Detergent was found in 103 samples (8.4%). “This was because milk tanks were not properly washed. Detergents in milk can cause health problems,” FSSAI official told TOI. The non-conforming samples in rural areas numbered 381 (31%) out of which 64 (16.7%) were packet milk and 317 (83.2%) were loose samples.
In urban areas, the number of non-confirming samples were 845 (68.9%) out of which 282 (33.3%) were packed and 563 (66.6%) were loose.
The most common adulteration was that of fat and solid not food (SNF), found in 574 (46.8%) of the non-conforming samples. This, scientists say, is because of dilution of milk with water. The second highest parameter of non-conformity was skim milk powder in 548 samples (44.69%) which includes presence of glucose in 477 samples. Glucose could have been added to milk probably to enhance SNF.
The report asked state enforcement authorities to check whether the new FSSAI rules are being complied with. An earlier first-of-its-kind study of milk boiling habits that involved 2,400 women across eight major cities had found that Chandigarh leads the pack in boiling milk, doing it more than three times a day. While 84% women in Kolkata boiled milk for more than five minutes, about 46% of women in Pune preferred to boil milk in high temperatures. The study, by the Indian Medical Academy, said, “About 49% boil milk more than thrice before consumption. Around 56% boil it for more than 5 minutes, and 73% don’t stir while boiling,” said Dr Pawan Gupta, IMA.

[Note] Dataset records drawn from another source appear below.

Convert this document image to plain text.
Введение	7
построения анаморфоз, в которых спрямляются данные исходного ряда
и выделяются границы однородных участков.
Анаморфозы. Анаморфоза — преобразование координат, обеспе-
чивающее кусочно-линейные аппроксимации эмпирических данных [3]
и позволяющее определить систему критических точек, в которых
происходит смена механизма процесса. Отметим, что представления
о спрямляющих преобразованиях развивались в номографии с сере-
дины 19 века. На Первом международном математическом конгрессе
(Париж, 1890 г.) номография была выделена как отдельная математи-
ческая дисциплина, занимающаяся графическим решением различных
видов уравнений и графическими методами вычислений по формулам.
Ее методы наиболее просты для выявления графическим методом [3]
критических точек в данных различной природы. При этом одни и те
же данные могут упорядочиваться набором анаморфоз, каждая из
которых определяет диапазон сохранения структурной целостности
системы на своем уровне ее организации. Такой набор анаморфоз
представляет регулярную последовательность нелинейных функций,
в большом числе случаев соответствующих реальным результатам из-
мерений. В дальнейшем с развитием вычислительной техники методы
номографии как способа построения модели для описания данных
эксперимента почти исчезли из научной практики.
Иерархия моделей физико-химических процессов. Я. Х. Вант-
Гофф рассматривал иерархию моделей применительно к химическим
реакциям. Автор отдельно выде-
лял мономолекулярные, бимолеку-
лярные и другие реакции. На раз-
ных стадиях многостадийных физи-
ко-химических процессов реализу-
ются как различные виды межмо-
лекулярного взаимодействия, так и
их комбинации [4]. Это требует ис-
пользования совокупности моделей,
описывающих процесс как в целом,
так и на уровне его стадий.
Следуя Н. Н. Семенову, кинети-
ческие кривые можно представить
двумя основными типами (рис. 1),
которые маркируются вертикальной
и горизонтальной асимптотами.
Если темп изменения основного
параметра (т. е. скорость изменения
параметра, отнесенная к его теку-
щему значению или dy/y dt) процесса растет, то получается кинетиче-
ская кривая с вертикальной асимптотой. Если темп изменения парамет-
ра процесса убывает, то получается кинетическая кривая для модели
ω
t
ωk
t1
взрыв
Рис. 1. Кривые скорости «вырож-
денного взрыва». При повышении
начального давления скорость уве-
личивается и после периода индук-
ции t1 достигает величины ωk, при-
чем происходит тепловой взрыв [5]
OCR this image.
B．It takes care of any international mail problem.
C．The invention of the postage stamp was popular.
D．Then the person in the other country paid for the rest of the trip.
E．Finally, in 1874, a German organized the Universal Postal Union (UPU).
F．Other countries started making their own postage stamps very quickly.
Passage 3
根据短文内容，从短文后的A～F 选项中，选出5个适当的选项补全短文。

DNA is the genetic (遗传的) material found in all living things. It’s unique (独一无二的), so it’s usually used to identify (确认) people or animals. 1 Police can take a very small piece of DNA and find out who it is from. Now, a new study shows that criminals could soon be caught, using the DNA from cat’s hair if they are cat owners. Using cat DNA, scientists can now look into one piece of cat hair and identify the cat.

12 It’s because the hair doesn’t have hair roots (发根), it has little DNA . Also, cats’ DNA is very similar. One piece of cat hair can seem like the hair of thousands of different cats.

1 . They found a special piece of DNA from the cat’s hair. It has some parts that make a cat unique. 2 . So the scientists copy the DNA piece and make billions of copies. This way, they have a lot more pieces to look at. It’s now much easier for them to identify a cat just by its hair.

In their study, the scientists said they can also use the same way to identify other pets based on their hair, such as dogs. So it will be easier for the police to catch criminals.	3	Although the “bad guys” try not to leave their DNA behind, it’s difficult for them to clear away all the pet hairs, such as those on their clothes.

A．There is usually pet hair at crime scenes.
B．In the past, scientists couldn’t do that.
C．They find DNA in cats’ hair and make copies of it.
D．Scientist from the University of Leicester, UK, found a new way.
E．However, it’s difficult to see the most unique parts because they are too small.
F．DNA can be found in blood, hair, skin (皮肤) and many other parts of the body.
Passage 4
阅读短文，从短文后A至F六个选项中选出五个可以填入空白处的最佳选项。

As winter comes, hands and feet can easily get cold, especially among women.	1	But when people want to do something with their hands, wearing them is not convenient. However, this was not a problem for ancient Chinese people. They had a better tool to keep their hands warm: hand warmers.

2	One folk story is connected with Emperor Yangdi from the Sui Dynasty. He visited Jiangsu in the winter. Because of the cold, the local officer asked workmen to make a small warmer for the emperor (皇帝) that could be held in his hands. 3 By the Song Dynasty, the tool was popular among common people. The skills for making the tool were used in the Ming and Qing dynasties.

This only confirms that food adulteration is common in India. Even milk, consumed primarily by children, isn’t spared. What’s particularly worrying is the kind of substances used to adulterate, including toxic chemicals. This shows the trade off between the risk of getting caught and the ‘reward’ of huge profits is skewed heavily in favour of the latter. The government must focus on raising the risks to the adulterator. One way of doing this is by hiking the penalty, including making it analogous to attempt to murder in extreme cases. It’s equally important to regularly check foodstuff for adulteration and ensure speedy trials.